一人で泣かさないでください

夜。私は電気もつける気すら起きないくらい放心してた。理由はあいつだ。

【わり、しばらく一人の時間が欲しい。】

理由も書かれていないこのメッセージ。それから【どうして?】【私には言えないこと?】と立て続けにメッセージを入れても既読すらつかない。通知オフにしたな、あいつ。
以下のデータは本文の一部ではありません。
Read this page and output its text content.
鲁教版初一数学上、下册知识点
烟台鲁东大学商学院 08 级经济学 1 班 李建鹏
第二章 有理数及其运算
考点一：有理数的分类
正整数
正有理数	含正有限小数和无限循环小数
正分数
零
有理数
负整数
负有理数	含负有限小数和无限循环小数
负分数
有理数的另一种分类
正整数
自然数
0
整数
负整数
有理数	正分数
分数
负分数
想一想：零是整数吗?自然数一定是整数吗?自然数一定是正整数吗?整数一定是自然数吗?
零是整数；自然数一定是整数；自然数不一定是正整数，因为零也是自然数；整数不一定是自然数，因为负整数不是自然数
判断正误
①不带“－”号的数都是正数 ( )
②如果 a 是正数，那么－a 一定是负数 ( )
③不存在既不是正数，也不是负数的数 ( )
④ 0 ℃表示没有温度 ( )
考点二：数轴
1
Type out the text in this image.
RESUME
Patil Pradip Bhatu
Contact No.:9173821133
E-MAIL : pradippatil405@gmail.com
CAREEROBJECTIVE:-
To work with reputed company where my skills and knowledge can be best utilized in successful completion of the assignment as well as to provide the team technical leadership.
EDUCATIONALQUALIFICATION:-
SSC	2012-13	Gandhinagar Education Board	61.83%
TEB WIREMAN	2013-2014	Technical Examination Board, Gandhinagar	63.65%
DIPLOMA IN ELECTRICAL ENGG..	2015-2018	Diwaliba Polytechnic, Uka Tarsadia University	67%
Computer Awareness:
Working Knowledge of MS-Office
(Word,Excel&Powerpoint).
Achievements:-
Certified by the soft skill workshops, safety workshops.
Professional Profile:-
泣きたくもないのに涙が止まらない。不安で不安でしょうがない。
できることなら今すぐ傍に言って、理由を問いただして、しょうもない理由だったらぶん殴ってやりたい。
そんなことを思う反面、傍にいてあげたい。悩みがあるなら聞いてあげたい。しょうもない理由でも抱きしめて、『大丈夫だよ』って言ってあげたい。
私の頭は相反する言葉でぐちゃぐちゃだ。

でもそれすらできない。彼はメンバーとの共同の寮で暮らしている。私は事務所の寮だ。会いに来れないし、会いに行けない。

というか、あいつはいつもそうなんだ。何か悩んでることがあったり、怒っていても、絶対に表面に出さない。『お兄さんが最年長だからねぇ。』そういって笑い飛ばす。何よ、同い年なんだからそんな肩書き私の前では必要ないのよ。でも彼はそう言う性分なのか、マイナスな部分は絶対に見せない。いつも自分の中で消化しようと躍起になっている。

この前だってそうだった。ドラマの撮影が終わった後一緒に外食した時、彼は眉間に皺をよせていた。

『どうしたのお兄さん。』と、眉間を親指でぐりっとしてやった。すると彼は『いんや、話すようなことでもねぇよ』と笑いながら額で親指を押し返したのだ。


「話すようなことだから、あんな顔してたんじゃないのよぉっ…!!」


他にもいくつかのことを思い出して、全部自分で消化しようとしていて、余計に泣けてきた。これはもう何を思い出しても泣くやつだ。

私に言えないことを背負っている大和に対しての寂しさも、怒りも、全部全部ぶちまけたい気分になってきた。



私は気が付いたら大和に電話をかけていた。